TV

‘The Good Place’ Recap: Going By the Book


A review of this week’s The Good Place, “A Chip Driver Mystery,” coming up just as soon as I get ombre highlights…

A very odd thing has happened with this show of late. We’re nearly halfway through the final season, which is built around a new experiment where Eleanor and company have to prove that human beings can change in the afterlife — and the non-Chidi test subjects barely feel like part of the show.

Some of this is just a matter of timing. The two-part season premiere dealt a lot with Brent and Simone’s assimilation into the neighborhood, and there was at least a John-centric subplot in “Chillaxing.” But the two most recent episodes barely featured them at all; last week’s “Employee of the Bearimy” literally had a subplot about how they had to be kept out of the way of what was actually happening.

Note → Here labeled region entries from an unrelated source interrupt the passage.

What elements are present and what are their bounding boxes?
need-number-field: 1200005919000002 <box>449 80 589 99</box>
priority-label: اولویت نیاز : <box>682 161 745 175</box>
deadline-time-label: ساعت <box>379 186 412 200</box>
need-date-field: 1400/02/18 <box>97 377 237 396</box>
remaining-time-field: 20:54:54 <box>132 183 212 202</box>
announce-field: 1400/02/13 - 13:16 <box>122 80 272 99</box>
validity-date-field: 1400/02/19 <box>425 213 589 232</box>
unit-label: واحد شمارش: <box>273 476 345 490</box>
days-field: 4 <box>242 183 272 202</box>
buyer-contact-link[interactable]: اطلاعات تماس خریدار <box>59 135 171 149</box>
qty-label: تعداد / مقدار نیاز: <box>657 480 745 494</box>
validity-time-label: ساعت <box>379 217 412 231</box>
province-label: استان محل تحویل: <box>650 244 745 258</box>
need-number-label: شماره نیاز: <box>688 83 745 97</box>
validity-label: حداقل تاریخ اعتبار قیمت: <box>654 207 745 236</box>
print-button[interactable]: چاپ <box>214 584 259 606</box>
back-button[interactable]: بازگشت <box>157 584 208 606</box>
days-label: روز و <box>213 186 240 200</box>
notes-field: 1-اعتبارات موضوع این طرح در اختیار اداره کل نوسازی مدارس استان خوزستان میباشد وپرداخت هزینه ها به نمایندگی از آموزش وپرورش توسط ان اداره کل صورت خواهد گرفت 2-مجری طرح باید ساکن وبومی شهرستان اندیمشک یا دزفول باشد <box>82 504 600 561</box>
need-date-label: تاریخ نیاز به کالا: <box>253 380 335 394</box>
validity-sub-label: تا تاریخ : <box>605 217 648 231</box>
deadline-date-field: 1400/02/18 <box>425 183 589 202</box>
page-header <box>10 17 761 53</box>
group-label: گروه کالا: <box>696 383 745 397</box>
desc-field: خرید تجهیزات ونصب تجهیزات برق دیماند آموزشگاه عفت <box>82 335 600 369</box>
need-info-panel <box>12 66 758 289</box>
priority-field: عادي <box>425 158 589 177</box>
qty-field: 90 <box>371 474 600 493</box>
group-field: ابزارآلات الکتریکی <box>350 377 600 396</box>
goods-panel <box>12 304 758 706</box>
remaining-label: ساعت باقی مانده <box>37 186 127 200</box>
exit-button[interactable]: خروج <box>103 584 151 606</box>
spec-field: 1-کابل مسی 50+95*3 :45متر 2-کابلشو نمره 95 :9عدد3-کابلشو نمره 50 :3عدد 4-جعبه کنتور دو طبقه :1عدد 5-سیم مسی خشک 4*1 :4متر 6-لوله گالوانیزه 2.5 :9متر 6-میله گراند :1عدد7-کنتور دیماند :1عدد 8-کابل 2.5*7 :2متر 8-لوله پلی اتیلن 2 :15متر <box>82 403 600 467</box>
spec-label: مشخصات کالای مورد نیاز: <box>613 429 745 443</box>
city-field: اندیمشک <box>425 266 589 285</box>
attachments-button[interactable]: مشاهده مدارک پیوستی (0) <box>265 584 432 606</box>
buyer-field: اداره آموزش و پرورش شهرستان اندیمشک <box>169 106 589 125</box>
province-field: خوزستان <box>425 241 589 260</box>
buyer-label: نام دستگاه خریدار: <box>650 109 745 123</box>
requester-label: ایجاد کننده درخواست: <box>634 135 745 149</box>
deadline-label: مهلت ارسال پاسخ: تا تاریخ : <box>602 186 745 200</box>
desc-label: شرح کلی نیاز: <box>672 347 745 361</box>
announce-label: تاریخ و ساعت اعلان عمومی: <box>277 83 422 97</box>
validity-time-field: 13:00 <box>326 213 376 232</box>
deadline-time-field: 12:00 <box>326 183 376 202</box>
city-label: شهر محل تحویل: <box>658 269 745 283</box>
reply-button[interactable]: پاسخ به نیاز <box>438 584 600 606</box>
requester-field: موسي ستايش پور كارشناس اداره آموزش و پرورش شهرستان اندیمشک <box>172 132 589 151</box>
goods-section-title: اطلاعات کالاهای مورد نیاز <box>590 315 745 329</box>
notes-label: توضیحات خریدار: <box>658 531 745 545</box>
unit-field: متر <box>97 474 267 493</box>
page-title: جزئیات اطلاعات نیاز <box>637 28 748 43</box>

It’s understandable that the show would want to focus on all the familiar characters. The writers and actors understand all the ways in which they’re funny, and that’s where the audience’s emotional investment is. But it makes the story of the season so far ring hollow. Chidi doesn’t really count as a test subject, since his primary role is to help the other three improve. Once upon a time, Simone was a vibrant character on this series — a great example of a late addition to an established ensemble who fit in like she’d always been there. But she barely exists so far this season. The premiere introduced a few ideas — that Simone believes the afterlife is just a coma fantasy, and that Chidi believes he and Simone are soul mates — that the season proceeded to fumble. Simone’s feelings about the neighborhood have been ignored ever since, while she and Chidi apparently began a relationship offscreen — and even that only exists so far to cause angst for Eleanor, rather than being something that matters to the two of them. There’s also the matter of Simone already being a much better person than any of the original members of Team Cockroach were when they died; she doesn’t need much, or any, improvement to move the needle on the experiment. John needs a little, but not enough to be that interesting, and he’s also not as ridiculous as, say, Jason or Tahani.

So basically, the entire experiment — and arguably this season — hinges on Brent. Admittedly, he needs a ton of work, and he generates comic tension in every scene he’s in by virtue of being so relentlessly awful (and oblivious to his awfulness). Ben Koldyke has been really funny so far in the role and the most memorable of the additions.

“A Chip Driver Mystery” leans into both the dynamic among the newbies and into the specific challenges of making Brent a better person. It’s a welcome attempt to get back to the alleged point of this season, if not always a successful one.

The publication of Brent’s book, Six Feet Under Par — basically, the literary equivalent of Michael Scott’s movie Threat Level Midnight, with Chip Driver a fantasy stand-in for Brent, and other characters like Scarlett Pakistan and Four-Eyed Igby transparently representing people like Tahani and Chidi — causes new tension among the test subjects, and reminds Eleanor and the others how far they have to go with this clown. It’s primarily a Brent vs. Simone showdown, and if it still feels like the season has skipped over way too many steps with her, there are at least strong comic sparks between Koldyke and Kirby Howell-Baptiste.

That’s good. But the John subplot — he finds out that Jianyu is really Jason Mendoza, and struggles to contain the secret due to his love of hot goss — barely even gets going, and just underlines what a thin character he is so far. And neither story gets resolved within the episode, because the entire thing is framed as a conversation between Michael and Bad Janet. He’s trying to teach her a lesson about human beings’ capacity to learn from their mistakes and become better, albeit with a story where nobody actually learns anything yet. (His optimism instead comes from seeing Eleanor, Tahani, and Jason pick themselves up and continue their efforts, despite a lack of evidence for optimism.) But the whole thing feels like misdirection from Michael. The important part isn’t the story he’s telling Bad Janet in this moment, but that he sets her free at the end, and gives her the history of the neighborhood that he and Janet put together. He wants to convert her to their cause, but he has to be sneaky about it. The mess created by Brent’s book seems to matter less than the lessons the other book can perhaps teach Bad Janet and some of the Bad Place demons.

And that’s an interesting potential story path. This Bad Janet has been rebooted so many times that she feels almost as complex as our own Janet. She’s still partial to fart jokes — including a passing of gas that hilariously bridges the theme song this week — but her rant to Michael about all the terrible things happening on Earth felt utterly reasonable and real. D’Arcy Carden is wonderful as always, and I like the idea of doubling down on her role in the series’ endgame.

But something has to be done about the test subjects, soon. Maybe that means focusing much more on them, even at the expense of our old favorites. Maybe it means pulling one of the series’ trademark abrupt left turns and abandoning the experiment — and most of its subjects — within the next episode or two. As of now, I’m reminded of a bit of wisdom offered by a character on a different Mike Schur show: “Never half-ass two things. Whole-ass one thing.”